California Utility Pacific Gas & Electric (PG&E) is expanding public testing of two-way EV charging, including three new pilot programs involving up to 1,000 residential electricity customers and hundreds of commercial customers.

Each program will provide incentives for customers to participate, including “additional benefits” for disadvantaged communities, PG&E said in a press release. All three programs are expected to begin in 2022 or 2023 and will continue until incentives are exhausted, the utility said.

A program for residential customers will be open to 1,000 EV drivers, including single-family homes. They will receive a minimum of $ 2,500 to register and an additional 2,175 depending on their participation, PG&E said.

Hyundai Home

Hyundai Home

The utility will operate a pilot for business customers with up to 200 slots.
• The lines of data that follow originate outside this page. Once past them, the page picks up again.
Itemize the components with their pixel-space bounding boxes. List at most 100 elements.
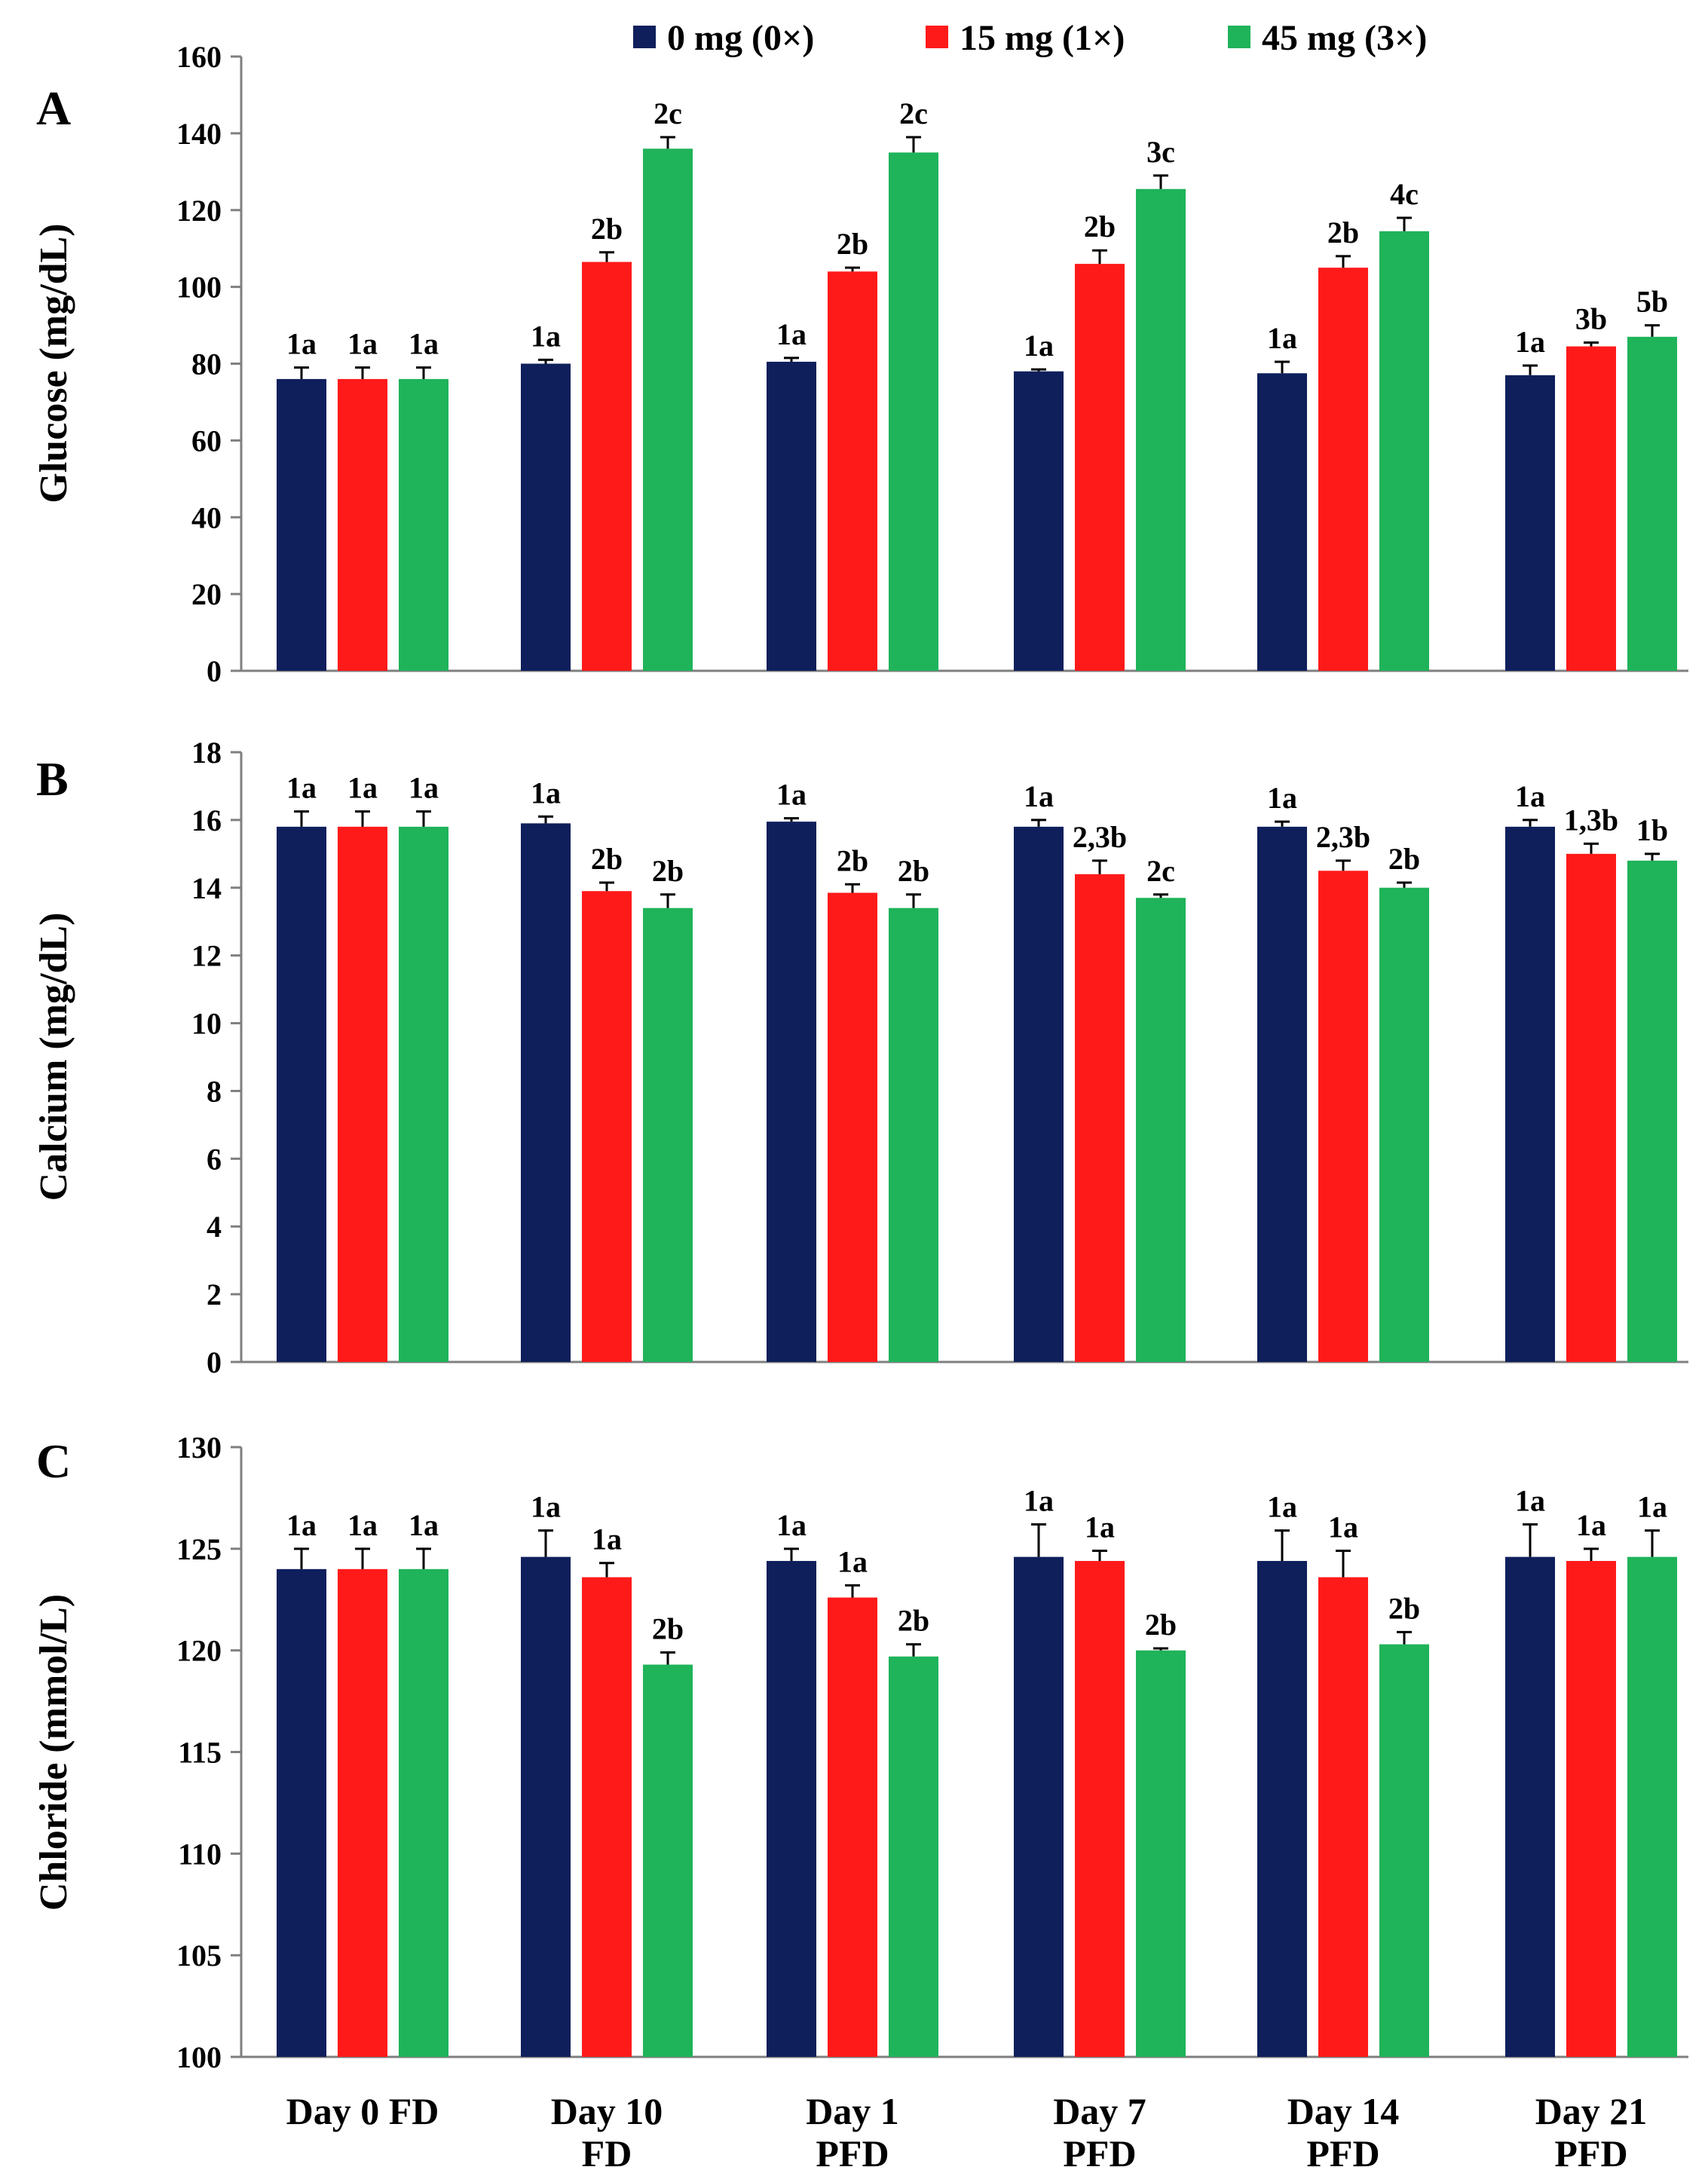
y-tick-label: 16 — [191, 803, 222, 837]
y-tick-label: 12 — [191, 939, 222, 973]
significance-label: 1a — [1328, 1510, 1358, 1544]
bar-0mg — [277, 1568, 326, 2057]
bar-15mg — [1566, 1561, 1616, 2057]
y-tick-label: 110 — [178, 1837, 222, 1871]
significance-label: 4c — [1390, 177, 1419, 211]
bar-15mg — [828, 271, 877, 671]
bar-15mg — [1318, 1577, 1368, 2057]
significance-label: 1a — [1515, 779, 1545, 813]
significance-label: 2b — [591, 212, 623, 246]
bar-15mg — [582, 891, 632, 1362]
bar-15mg — [1566, 346, 1616, 671]
significance-label: 2b — [1084, 210, 1116, 243]
significance-label: 2c — [899, 96, 928, 130]
x-category-label: PFD — [1306, 2132, 1379, 2174]
significance-label: 1a — [1024, 329, 1054, 363]
y-axis-label: Calcium (mg/dL) — [32, 913, 75, 1201]
y-tick-label: 10 — [191, 1007, 222, 1041]
significance-label: 2b — [898, 854, 929, 888]
significance-label: 1a — [347, 1508, 378, 1542]
significance-label: 1a — [776, 778, 807, 812]
y-axis-label: Chloride (mmol/L) — [32, 1594, 75, 1911]
y-tick-label: 100 — [176, 271, 222, 305]
legend-label-45mg: 45 mg (3×) — [1262, 18, 1427, 58]
x-category-label: FD — [582, 2132, 632, 2174]
y-tick-label: 4 — [207, 1210, 222, 1244]
bar-45mg — [1627, 860, 1677, 1362]
bar-15mg — [1075, 874, 1125, 1362]
x-category-label: Day 21 — [1535, 2090, 1648, 2132]
significance-label: 2c — [1146, 854, 1175, 888]
significance-label: 1a — [1637, 1490, 1667, 1524]
bar-0mg — [1257, 373, 1307, 671]
bar-0mg — [1014, 1556, 1064, 2057]
y-tick-label: 120 — [176, 194, 222, 228]
y-tick-label: 14 — [191, 871, 222, 905]
bar-15mg — [828, 1597, 877, 2057]
y-tick-label: 160 — [176, 40, 222, 74]
significance-label: 1a — [531, 776, 561, 809]
bar-0mg — [1505, 375, 1555, 671]
bar-0mg — [767, 1561, 816, 2057]
bar-45mg — [399, 826, 448, 1362]
bar-45mg — [889, 1656, 938, 2057]
y-tick-label: 140 — [176, 117, 222, 151]
x-category-label: PFD — [1554, 2132, 1627, 2174]
bar-45mg — [889, 907, 938, 1362]
significance-label: 5b — [1636, 285, 1668, 319]
significance-label: 1a — [531, 1490, 561, 1524]
y-tick-label: 18 — [191, 736, 222, 770]
x-category-label: PFD — [1063, 2132, 1136, 2174]
y-tick-label: 60 — [191, 424, 222, 458]
bar-0mg — [521, 363, 571, 671]
bar-15mg — [338, 826, 387, 1362]
y-tick-label: 80 — [191, 347, 222, 381]
significance-label: 3c — [1146, 135, 1175, 169]
bar-15mg — [338, 378, 387, 671]
y-tick-label: 8 — [207, 1074, 222, 1108]
significance-label: 1a — [1515, 1483, 1545, 1517]
legend-swatch-45mg — [1228, 26, 1250, 48]
significance-label: 1b — [1636, 813, 1668, 847]
significance-label: 1a — [592, 1523, 622, 1556]
significance-label: 2c — [654, 96, 682, 130]
significance-label: 1a — [1267, 781, 1297, 815]
significance-label: 2b — [1388, 1591, 1420, 1625]
bar-45mg — [1379, 887, 1429, 1362]
significance-label: 3b — [1575, 301, 1607, 335]
y-tick-label: 0 — [207, 654, 222, 688]
bar-0mg — [1014, 826, 1064, 1362]
panel-label-b: B — [36, 752, 69, 806]
bar-45mg — [399, 1568, 448, 2057]
bar-45mg — [1627, 336, 1677, 671]
y-tick-label: 120 — [176, 1634, 222, 1668]
significance-label: 2b — [1388, 842, 1420, 876]
bar-45mg — [1136, 188, 1186, 671]
bar-45mg — [643, 148, 693, 671]
bar-15mg — [828, 892, 877, 1362]
significance-label: 1a — [286, 771, 317, 805]
bar-0mg — [1257, 1561, 1307, 2057]
significance-label: 2b — [652, 854, 684, 888]
significance-label: 2,3b — [1073, 820, 1127, 854]
y-tick-label: 100 — [176, 2040, 222, 2074]
bar-0mg — [1505, 1556, 1555, 2057]
significance-label: 1a — [1024, 1483, 1054, 1517]
panel-calcium: 0 2 4 6 8 10 12 14 16 18 Calcium (mg/dL) 1a 1a 1a 1a 1a… — [32, 736, 1688, 1379]
significance-label: 2b — [837, 843, 868, 877]
significance-label: 1a — [347, 771, 378, 805]
significance-label: 1a — [531, 319, 561, 353]
bar-0mg — [521, 823, 571, 1362]
legend-swatch-15mg — [926, 26, 948, 48]
significance-label: 1a — [286, 327, 317, 361]
bar-0mg — [767, 361, 816, 671]
y-tick-label: 115 — [178, 1736, 222, 1770]
y-tick-label: 125 — [176, 1532, 222, 1566]
significance-label: 2b — [591, 842, 623, 876]
bar-15mg — [1075, 1561, 1125, 2057]
significance-label: 1a — [776, 317, 807, 351]
significance-label: 1a — [837, 1544, 868, 1578]
y-tick-label: 0 — [207, 1345, 222, 1379]
significance-label: 2,3b — [1316, 820, 1370, 854]
y-tick-label: 6 — [207, 1142, 222, 1176]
Participating businesses will also receive a minimum of $ 2,500 to register, but up to $ 3,625 depending on their participation.

Finally, let’s see how well a “microgrid” pilot can provide backup power to EVs during disruptions. It will initially focus on medium-duty and heavy-duty vehicles, but may also include light-duty vehicles, PG&E noted. 200 participants will receive a minimum of $ 2,500 for registration and up to $ 3,750 thereafter.

Apart from studying these pilot programs, PG&E is already running with Ford and, on a more limited basis, with General Motors.

Electric Island - Daimler Truck North America and PGE - Portland or

Electric Island – Daimler Truck North America and PGE – Portland or

The interest in two-way charging is growing, and it is partly related to the solar interest. The concept has been debated for years, but the lack of two-way charging production vehicles has become a stumbling block. That started to change, though.

The e-GMP platform that underpins the Hyundai Ioniq 5 and Kia EV6 includes two-way charging. Volkswagen plans to offer its mass-market EV, similar to ID.4, starting in 2022.

In California, heat waves and fires have encouraged rapid action to study EV charging practices and potentially use EV fleets to help stabilize the grid. But two-way charging is being studied at the national level by the U.S. Department of Energy.